Auf "Rezeption und Wirkung" der Goldenen Bulle ist der vierte, nur von vier Aufsätzen gebildete Abschnitt gerichtet. Mit Marie-Luise Heckmanns Beitrag über die Verbreitungsgeschichte der Goldenen Bulle bis zum Anbruch der Frühen Neuzeit enthält er jedoch ein Kernstück des gesamten Sammelwerkes. Die Autorin bietet dabei nicht nur eine hilfreiche Typologie der Verbreitungsformen, eine mit anschaulichen Karten angereicherte Übersicht über die Verbreitungsgeographie und die Phasen vorherrschender Rezeption und Deutung, sondern darüber hinaus auf über 60 Seiten auch ein künftig unverzichtbares Inventar der Abschriftenüberlieferung der Goldenen Bulle.
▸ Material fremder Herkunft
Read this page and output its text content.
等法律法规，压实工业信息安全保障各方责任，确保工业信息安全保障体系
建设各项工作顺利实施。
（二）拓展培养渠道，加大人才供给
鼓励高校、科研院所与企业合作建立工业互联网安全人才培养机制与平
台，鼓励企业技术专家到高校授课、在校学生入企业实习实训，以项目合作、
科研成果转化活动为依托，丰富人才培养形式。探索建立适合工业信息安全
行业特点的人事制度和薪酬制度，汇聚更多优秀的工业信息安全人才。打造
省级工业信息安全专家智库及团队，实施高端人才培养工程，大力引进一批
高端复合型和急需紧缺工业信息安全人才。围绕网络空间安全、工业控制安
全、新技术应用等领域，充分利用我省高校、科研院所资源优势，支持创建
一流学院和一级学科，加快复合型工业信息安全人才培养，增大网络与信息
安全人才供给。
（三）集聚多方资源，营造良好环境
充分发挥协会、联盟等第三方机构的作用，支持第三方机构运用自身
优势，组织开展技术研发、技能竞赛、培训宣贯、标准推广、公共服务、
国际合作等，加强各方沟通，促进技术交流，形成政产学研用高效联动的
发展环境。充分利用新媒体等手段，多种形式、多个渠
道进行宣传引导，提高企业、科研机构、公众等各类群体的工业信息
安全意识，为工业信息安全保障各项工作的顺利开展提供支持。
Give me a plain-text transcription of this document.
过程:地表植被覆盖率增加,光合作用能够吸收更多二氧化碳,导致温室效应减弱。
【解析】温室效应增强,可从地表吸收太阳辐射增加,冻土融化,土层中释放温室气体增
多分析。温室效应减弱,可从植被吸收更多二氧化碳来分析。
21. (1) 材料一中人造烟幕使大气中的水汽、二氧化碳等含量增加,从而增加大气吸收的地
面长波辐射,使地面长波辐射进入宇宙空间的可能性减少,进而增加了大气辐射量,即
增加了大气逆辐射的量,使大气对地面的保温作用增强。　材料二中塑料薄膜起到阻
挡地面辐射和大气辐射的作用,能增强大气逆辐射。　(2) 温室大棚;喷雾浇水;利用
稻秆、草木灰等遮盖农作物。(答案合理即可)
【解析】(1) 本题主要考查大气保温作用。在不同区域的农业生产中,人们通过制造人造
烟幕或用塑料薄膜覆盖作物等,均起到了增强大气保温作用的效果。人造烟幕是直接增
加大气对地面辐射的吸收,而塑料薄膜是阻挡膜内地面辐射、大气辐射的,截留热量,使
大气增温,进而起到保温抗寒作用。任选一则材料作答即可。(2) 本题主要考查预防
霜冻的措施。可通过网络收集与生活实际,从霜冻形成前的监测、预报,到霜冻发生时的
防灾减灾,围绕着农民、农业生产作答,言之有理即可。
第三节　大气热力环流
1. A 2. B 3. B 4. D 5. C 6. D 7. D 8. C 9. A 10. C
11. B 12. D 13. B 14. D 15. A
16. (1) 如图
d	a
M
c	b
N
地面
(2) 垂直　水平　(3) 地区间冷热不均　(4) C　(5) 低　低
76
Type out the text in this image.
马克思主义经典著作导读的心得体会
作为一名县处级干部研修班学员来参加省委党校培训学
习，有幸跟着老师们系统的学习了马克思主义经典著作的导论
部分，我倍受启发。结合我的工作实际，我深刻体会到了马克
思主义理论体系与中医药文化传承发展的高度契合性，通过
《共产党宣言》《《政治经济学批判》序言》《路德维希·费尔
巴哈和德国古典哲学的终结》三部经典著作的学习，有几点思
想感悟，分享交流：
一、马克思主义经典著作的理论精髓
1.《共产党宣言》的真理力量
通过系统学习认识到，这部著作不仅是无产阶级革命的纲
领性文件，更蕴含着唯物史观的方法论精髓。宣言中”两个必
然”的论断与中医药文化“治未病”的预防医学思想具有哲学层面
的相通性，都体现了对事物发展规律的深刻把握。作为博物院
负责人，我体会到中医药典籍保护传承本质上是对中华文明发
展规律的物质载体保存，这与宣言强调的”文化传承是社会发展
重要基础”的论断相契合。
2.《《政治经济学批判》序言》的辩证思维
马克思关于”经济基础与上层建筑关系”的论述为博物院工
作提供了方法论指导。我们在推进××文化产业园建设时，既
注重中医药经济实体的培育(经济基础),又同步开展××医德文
Etwas umständlich untersucht Eberhard Holtz sodann Wirkung und Bedeutung der Goldenen Bulle in der Regierungszeit Friedrichs III. Er kann zeigen, dass dieses Regelwerk in der politischen Praxis von Kaiser und Kurfürsten stets präsent war, jedoch durchaus pragmatisch ausgelegt wurde. Ausblicke in die Rezeptionsgeschichte der Goldenen Bulle in der Frühen Neuzeit gewähren schließlich Arno Buschmann, der ihre Diskussion in der Reichspublizistik behandelt, und Michael Niedermeier, der Goethes Wahrnehmung des Gesetzestextes umreißt.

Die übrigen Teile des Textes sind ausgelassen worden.